In his chapter on this wedding with an "ex-lesbian" - and it's the next to the last chapter of the book - he still worried he's not "sufficiently changed ... I questioned whether I would be sexually compatible in a heterosexual relationship." So a mentor gives him "some details about female anatomy." At the wedding, during the vows, he finds himself day-dreaming about sex with men. As his "past [boyfriends, prostitution, drag shows, etc.] careened through my mind ... I heard myself say, 'I John, take you, Anne....'" At the wedding reception, he resists leaving until it's so late "I was out of excuses." Finally getting to the bridal suite, he carries his wife "over the threshold (how light she felt!) and into the room. Lush, wood trim stretched everywhere."

After two miscarriages they have a baby boy.
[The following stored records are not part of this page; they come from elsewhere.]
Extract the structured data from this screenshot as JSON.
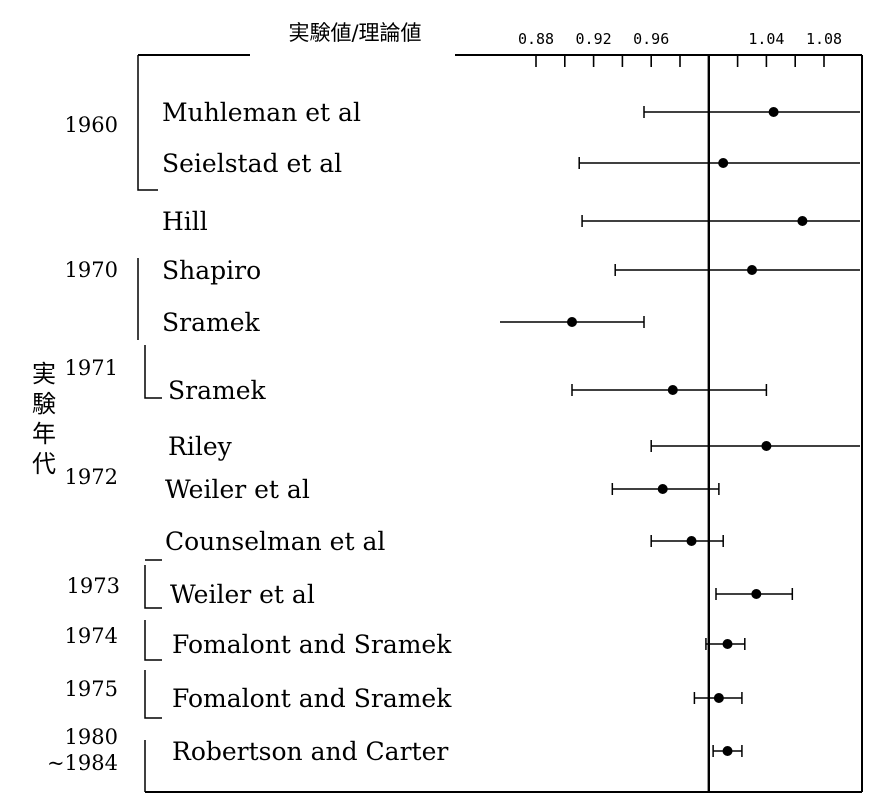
{
  "chart_data": {
    "type": "scatter",
    "title": "実験値/理論値",
    "ylabel": "実験年代",
    "xlabel": "",
    "x_tick_labels": [
      "0.88",
      "0.92",
      "0.96",
      "1.04",
      "1.08"
    ],
    "xlim": [
      0.855,
      1.105
    ],
    "reference_line": 1.0,
    "grid": false,
    "measurements": [
      {
        "label": "Muhleman et al",
        "value": 1.045,
        "low": 0.955,
        "high": 1.105
      },
      {
        "label": "Seielstad et al",
        "value": 1.01,
        "low": 0.91,
        "high": 1.105
      },
      {
        "label": "Hill",
        "value": 1.065,
        "low": 0.912,
        "high": 1.105
      },
      {
        "label": "Shapiro",
        "value": 1.03,
        "low": 0.935,
        "high": 1.105
      },
      {
        "label": "Sramek",
        "value": 0.905,
        "low": 0.855,
        "high": 0.955
      },
      {
        "label": "Sramek",
        "value": 0.975,
        "low": 0.905,
        "high": 1.04
      },
      {
        "label": "Riley",
        "value": 1.04,
        "low": 0.96,
        "high": 1.105
      },
      {
        "label": "Weiler et al",
        "value": 0.968,
        "low": 0.933,
        "high": 1.007
      },
      {
        "label": "Counselman et al",
        "value": 0.988,
        "low": 0.96,
        "high": 1.01
      },
      {
        "label": "Weiler et al",
        "value": 1.033,
        "low": 1.005,
        "high": 1.058
      },
      {
        "label": "Fomalont and Sramek",
        "value": 1.013,
        "low": 0.998,
        "high": 1.025
      },
      {
        "label": "Fomalont and Sramek",
        "value": 1.007,
        "low": 0.99,
        "high": 1.023
      },
      {
        "label": "Robertson and Carter",
        "value": 1.013,
        "low": 1.003,
        "high": 1.023
      }
    ],
    "year_labels": [
      "1960",
      "1970",
      "1971",
      "1972",
      "1973",
      "1974",
      "1975",
      "1980",
      "~1984"
    ]
  }
}
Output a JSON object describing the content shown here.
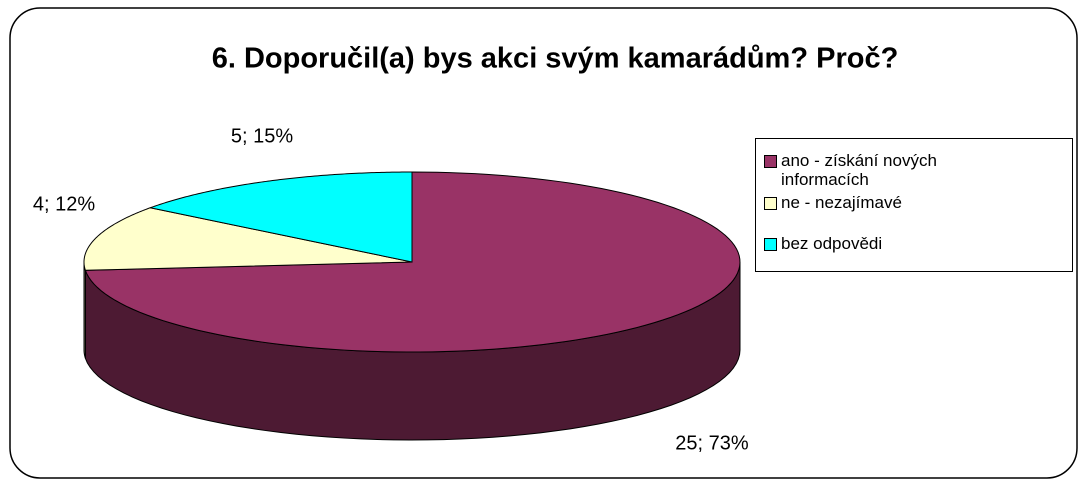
{
  "chart_data": {
    "type": "pie3d",
    "title": "6. Doporučil(a) bys akci svým kamarádům? Proč?",
    "categories": [
      "ano - získání nových informacích",
      "ne - nezajímavé",
      "bez odpovědi"
    ],
    "values": [
      25,
      4,
      5
    ],
    "value_labels": [
      "25; 73%",
      "4; 12%",
      "5; 15%"
    ],
    "colors": [
      "#993366",
      "#ffffcc",
      "#00ffff"
    ],
    "legend": "right"
  }
}
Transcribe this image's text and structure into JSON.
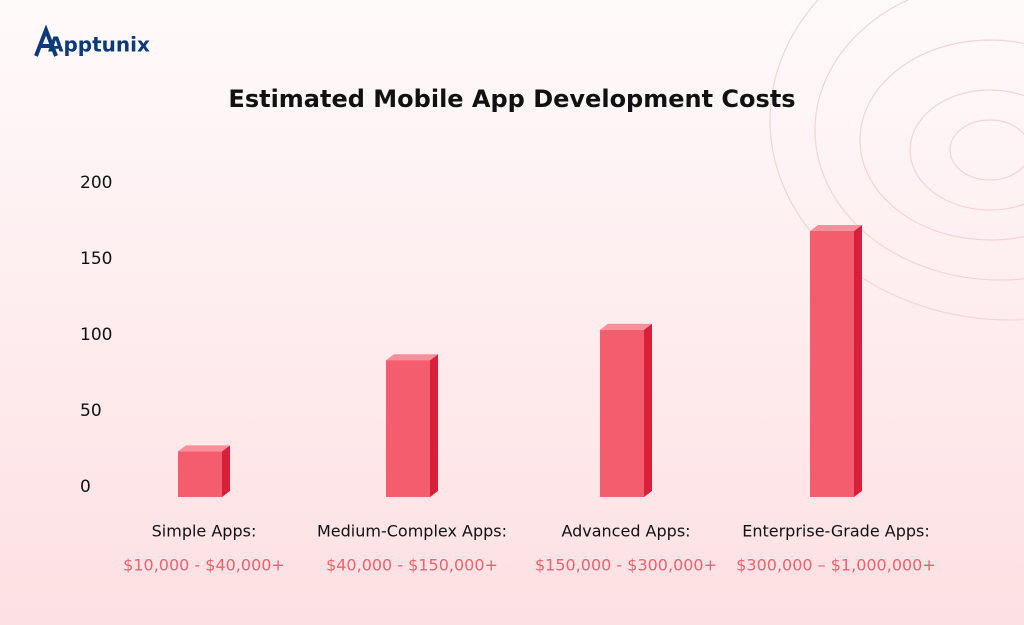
{
  "brand": "Apptunix",
  "chart_data": {
    "type": "bar3d",
    "title": "Estimated Mobile App Development Costs",
    "categories": [
      "Simple Apps:",
      "Medium-Complex Apps:",
      "Advanced Apps:",
      "Enterprise-Grade Apps:"
    ],
    "ranges": [
      "$10,000 - $40,000+",
      "$40,000 - $150,000+",
      "$150,000 - $300,000+",
      "$300,000 – $1,000,000+"
    ],
    "values": [
      30,
      90,
      110,
      175
    ],
    "color": "#f45d6e",
    "side_color": "#d91f3a",
    "top_color": "#f7909a",
    "range_color": "#f0606f",
    "ylim": [
      0,
      200
    ],
    "yticks": [
      0,
      50,
      100,
      150,
      200
    ],
    "grid": false
  }
}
Paulk fantasizes his son as "a tall, thin young man ... a younger version of Billy Graham ... travel[ing] the country someday" telling thousands he's "living proof [that] sexual orientation can change." He'll be "a living defense for us." That vision, he says, reminds him "of other spotlights I myself once basked in" on the drag queen circuit. Thus ends "the remarkable story of how one man overcame homosexuality." For now.